There is a beautiful correspondence between the content of the Lord’s Prayer and the content of our lives — a mingling of eternity and the everyday, the majestic and the mundane, the glorious and the common, the lofty and the lowly. Along with specific phrases of the Lord’s Prayer, this month will also add, two other petitions that can become part of our ongoing conversations with God.
July 5: In this Service for the Departed, we pray that God would make us alive in His spirit. Rather than being bound to an earthly perspective of life, we know that Christ is Lord of life and death and He brings freedom, identity, endurance in suffering, and eternal life.
July 12: This Sunday begins our focus on the Lord’s Prayer with the phrase, “Your kingdom come.” We will come to know that the kingdom is at hand - it is within our space, time, and being.
July 19: Encapsulating all we need to exist, we pray that God would “Give us this day our daily bread.” It a prayer for earthly sustenance, for Christ - our spiritual nourishment, for communal responsibility, and for daily dependence and trust.
July 25: Praying that God would “Forgive us our debts, as we forgive our debtors,” reveals the need for both recognition and response.
July midweek: In praying to love more and more, we recognize that any outpouring of love from us is rooted in God’s love, revealed in Christ. We are called to respond to this grace with tangible acts of love towards God and our neighbor, that reveal His love in our lives.
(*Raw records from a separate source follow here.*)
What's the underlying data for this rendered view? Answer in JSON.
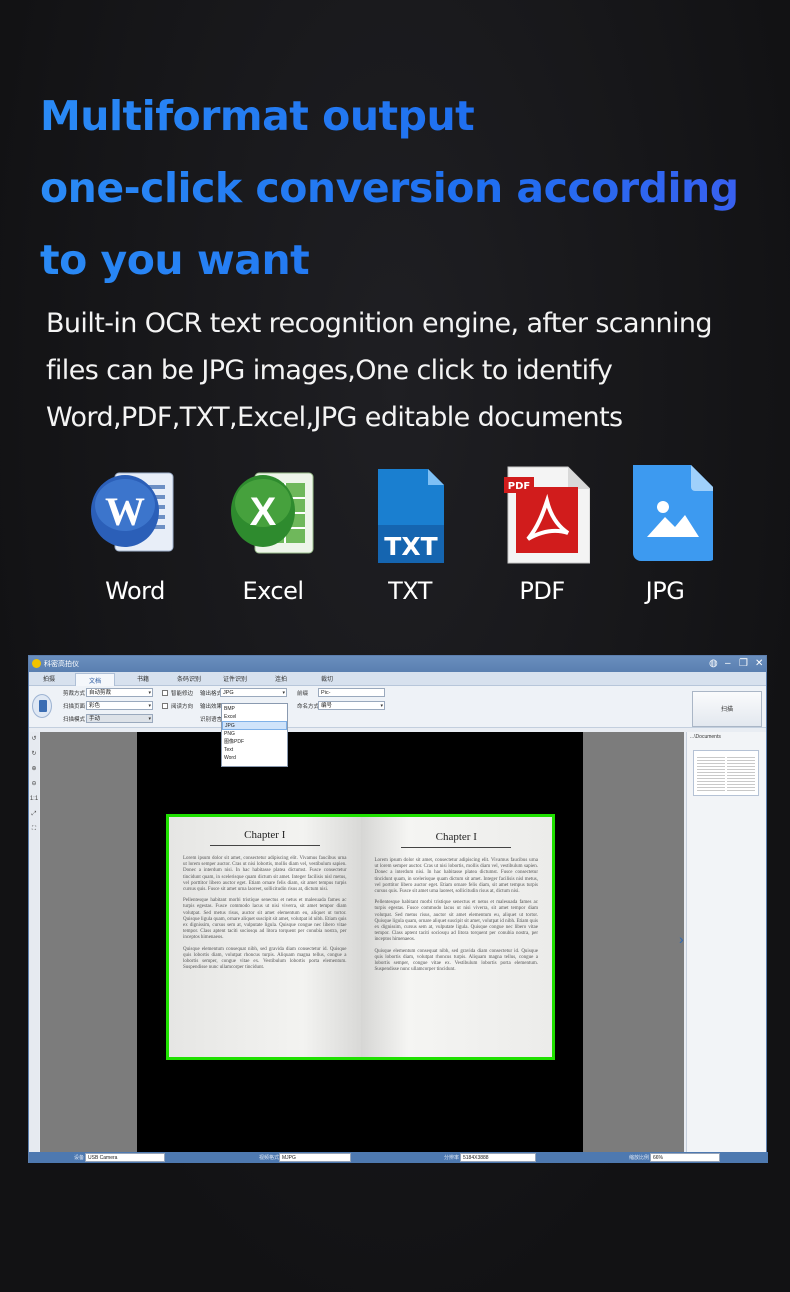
{
  "headline": {
    "line1": "Multiformat output",
    "line2": "one-click conversion according",
    "line3": "to you want"
  },
  "description": {
    "line1": "Built-in OCR text recognition engine, after scanning",
    "line2": "files can be JPG images,One click to identify",
    "line3": "Word,PDF,TXT,Excel,JPG editable documents"
  },
  "formats": [
    {
      "label": "Word",
      "icon": "word-icon",
      "color": "#2b5fb8"
    },
    {
      "label": "Excel",
      "icon": "excel-icon",
      "color": "#2e8b2e"
    },
    {
      "label": "TXT",
      "icon": "txt-icon",
      "color": "#1a7fd0",
      "glyph": "TXT"
    },
    {
      "label": "PDF",
      "icon": "pdf-icon",
      "color": "#d11c1c",
      "glyph": "PDF"
    },
    {
      "label": "JPG",
      "icon": "jpg-icon",
      "color": "#3d9af0"
    }
  ],
  "app": {
    "title": "科密高拍仪",
    "tabs": [
      "拍摄",
      "文档",
      "书籍",
      "条码识别",
      "证件识别",
      "连拍",
      "裁切"
    ],
    "active_tab": "文档",
    "ribbon": {
      "crop_label": "剪裁方式",
      "crop_value": "自动剪裁",
      "color_label": "扫描页面",
      "color_value": "彩色",
      "mode_label": "扫描模式",
      "mode_value": "手动",
      "smart_label": "智能修边",
      "rotate_label": "阅读方向",
      "output_label": "输出格式",
      "output_value": "JPG",
      "effect_label": "输出效果",
      "lang_label": "识别语言",
      "prefix_label": "前缀",
      "prefix_value": "Pic-",
      "naming_label": "命名方式",
      "naming_value": "编号"
    },
    "format_options": [
      "BMP",
      "Excel",
      "JPG",
      "PNG",
      "图像PDF",
      "Text",
      "Word"
    ],
    "selected_format": "JPG",
    "scan_button": "扫描",
    "side_panel_title": "...\\Documents",
    "left_tools": [
      "↺",
      "↻",
      "⊕",
      "⊖",
      "1:1",
      "⤢",
      "⛶"
    ],
    "book": {
      "left_heading": "Chapter I",
      "right_heading": "Chapter I",
      "para1": "Lorem ipsum dolor sit amet, consectetur adipiscing elit. Vivamus faucibus urna ut lorem semper auctor. Cras ut nisi lobortis, mollis diam vel, vestibulum sapien. Donec a interdum nisi. In hac habitasse platea dictumst. Fusce consectetur tincidunt quam, in scelerisque quam dictum sit amet. Integer facilisis nisl metus, vel porttitor libero auctor eget. Etiam ornare felis diam, sit amet tempus turpis cursus quis. Fusce sit amet urna laoreet, sollicitudin risus at, dictum nisi.",
      "para2": "Pellentesque habitant morbi tristique senectus et netus et malesuada fames ac turpis egestas. Fusce commodo lacus ut nisi viverra, sit amet tempor diam volutpat. Sed metus risus, auctor sit amet elementum eu, aliquet ut tortor. Quisque ligula quam, ornare aliquet suscipit sit amet, volutpat id nibh. Etiam quis ex dignissim, cursus sem at, vulputate ligula. Quisque congue nec libero vitae tempor. Class aptent taciti sociosqu ad litora torquent per conubia nostra, per inceptos himenaeos.",
      "para3": "Quisque elementum consequat nibh, sed gravida diam consectetur id. Quisque quis lobortis diam, volutpat rhoncus turpis. Aliquam magna tellus, congue a lobortis semper, congue vitae ex. Vestibulum lobortis porta elementum. Suspendisse nunc ullamcorper tincidunt."
    },
    "status": {
      "device_label": "设备",
      "device_value": "USB Camera",
      "format_label": "视频格式",
      "format_value": "MJPG",
      "resolution_label": "分辨率",
      "resolution_value": "5184X3888",
      "zoom_label": "缩放比例",
      "zoom_value": "66%"
    }
  }
}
And this I pray... We simply pray because, as God’s children, we have been commanded to, and because it glorifies Him and enriches us. God is glorified when we are obedient to His commands and His name is kept holy. He is glorified when His children revere Him and seek to know Him. In this month, I encourage you to seek a more intensive and extensive discipline of prayer that causes each one to never neglect the opportunity that has been opened to us by God, to approach and commune with Him. Is it not an amazing privilege?